Friday, March 8, 2013

1 year in a nutshell

I'm going to try to start blogging again, since I realize that it's been over a year. My roommate keeps bugging me about blogging, saying that my facebook statuses are too long. So, since I just had Connor, we'll try to see if I can keep the blog up.

In April of last year, we celebrated 6 years together. We went to dinner and exchanged presents. It was nice to be out. We also went shopping to get new bedding and a new blender, and I was thankful for a cousin willing to watch our girls so we could do that.

In May, McKenna turned 3 and she was finally potty trained. She was in underwear during the day and pull-ups for nap time and night time. We had a fun party for her, where we had Ian's parents who came from CA to celebrate, and my cousin over for the party. We also got a chance to see my friend Kennie whom I served with in So. CA in 2007 for Achievement Days. Her oldest son was being sealed to his wife in the Jordan River temple, and she invited Ian and I. We were able to reconnect with her son, and offered the invite that if they wanted to hang out, we were cool. Little did we know, we would end up inseparable from them and would begin hanging out weekly, sometimes more than once a week. They have become real close friends/almost family for us. Ian's parents stayed for 2 weeks, and it was good having them here to see the girls, tour the zoo in SLC, and just spend time being lazy. Ian's mom was in the hospital for a short visit while here, but was better when she got out. They went back to CA the 2nd week in May (after celebrating Mother's Day with us), and 2 weeks later we got the devastating news.

It was 3:30 am, my phone began ringing. I woke up, saw it was Ian's mom calling, hung up and sent her a text asking what was up. The phone rang again, and it was Ian's mom calling again. I answered and my heart sank. Ian's dad was on the other end crying, telling me that mom had just passed away. He said that she woke up with the cats jumping on the bed, laid back down, and began gasping for air. He tried to help her, performed CPR while dialing 911, but he lost her. She had passed away on May 31, 2012 at the young age of 64. My heart sank, and I was left to the task of waking Ian up while still being on the phone. I woke him up and told him, and he began screaming this bloody murder. His worst fear of his whole life had just come true, and he was heart broken. I finished on the phone, knowing that Ian's dad's bishop was there and his dad's parents were on their way down from Dutch Flatt. I went and woke the girls up and told them that Grandma had just passed away, and she was in heaven now. Hunter, at 5 years old, was able to comprehend, and began crying. I sat there holding her, then woke McKenna up, who didn't understand. We went downstairs and sat there and cried for the next 3 hours. That whole day was horrible for Ian, as he sat there staring at pictures of his mom, who had just been ripped away from him. He cried a lot, was quiet a lot, and began withdrawing from everything that day. That next week while we waited to go to CA for the funeral was a long week for him. Thankfully he was unemployed at the time, so he was able to grieve and heal in his own time, and we were able to spend 4 days in CA taking care of Ian's dad and making sure he'd be okay before we left to come back to UT. To this day, every month that passes with 31 days, the 31st is always a hard day for him.

In June was Ian's mom's funeral.
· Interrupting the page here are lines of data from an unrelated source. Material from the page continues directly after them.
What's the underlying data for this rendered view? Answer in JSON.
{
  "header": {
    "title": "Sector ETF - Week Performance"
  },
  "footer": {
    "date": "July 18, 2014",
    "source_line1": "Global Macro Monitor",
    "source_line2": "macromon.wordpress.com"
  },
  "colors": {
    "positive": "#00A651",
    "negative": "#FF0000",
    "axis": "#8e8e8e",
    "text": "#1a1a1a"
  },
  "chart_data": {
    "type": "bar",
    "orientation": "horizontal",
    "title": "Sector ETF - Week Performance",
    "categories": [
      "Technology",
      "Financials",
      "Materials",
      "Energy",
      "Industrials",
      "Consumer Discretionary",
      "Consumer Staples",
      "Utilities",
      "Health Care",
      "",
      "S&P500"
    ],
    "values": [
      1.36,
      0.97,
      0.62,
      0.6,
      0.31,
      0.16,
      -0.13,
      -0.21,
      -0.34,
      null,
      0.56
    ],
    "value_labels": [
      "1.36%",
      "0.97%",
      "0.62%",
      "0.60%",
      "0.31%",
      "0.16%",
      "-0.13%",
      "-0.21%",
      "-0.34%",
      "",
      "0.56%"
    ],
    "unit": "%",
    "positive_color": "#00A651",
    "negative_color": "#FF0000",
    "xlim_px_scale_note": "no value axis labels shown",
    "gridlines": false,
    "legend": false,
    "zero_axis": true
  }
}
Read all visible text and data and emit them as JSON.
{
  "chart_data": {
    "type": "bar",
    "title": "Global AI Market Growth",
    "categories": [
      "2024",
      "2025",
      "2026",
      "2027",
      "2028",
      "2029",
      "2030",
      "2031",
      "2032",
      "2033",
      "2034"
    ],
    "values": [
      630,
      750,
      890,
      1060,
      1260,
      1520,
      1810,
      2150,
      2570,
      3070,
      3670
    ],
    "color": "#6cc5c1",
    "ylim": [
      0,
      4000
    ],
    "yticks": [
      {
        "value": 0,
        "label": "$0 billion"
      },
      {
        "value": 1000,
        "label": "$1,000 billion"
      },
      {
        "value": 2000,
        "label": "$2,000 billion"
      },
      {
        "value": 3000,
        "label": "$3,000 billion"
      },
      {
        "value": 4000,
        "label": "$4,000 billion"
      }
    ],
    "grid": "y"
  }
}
It was a good visit and gave us the chance to visit with family that we hadn't seen since we moved to UT in Jan. In July Ian started his new job and we spent 4th of July at a rodeo and enjoying time with the Tritsch's. Bro. Tritsch teaches Gospel Principles, which we were attending in the ward, and Sis. Tritsch was the 1st one to say hi to me in RS. Their kids are older and living on their own, and they loved taking our girls in. We grew pretty close to them pretty fast, and it was nice having friends in the ward again.

August, Ian and I both celebrated our birthdays (small celebrations). We also found out we were expecting a baby, due April 1, 2013.

September and October were small months, with nothing really going on. We celebrated Halloween by taking the girls out trick or treating and going through trial after trial with deciding whether we were moving. In November, we found out we were staying in the ward, Ian was laid off, then he started a new job. It was a very crazy month, but we also got the best news ever. We found out we were expecting a boy....

December brought Christmas and we had the joy of being able to host Ian's dad, Ian's brother, and his brother's boyfriend. It was a very nice visit, despite the nasty snowy roads. We also had the chance to go down to Springville on Christmas Eve to see Ian's aunt and uncle (his mom's brother and sister in law, and their grown kids with their spouses). It was a very nice visit, even if it was only a couple days, and a good way to spend the holidays.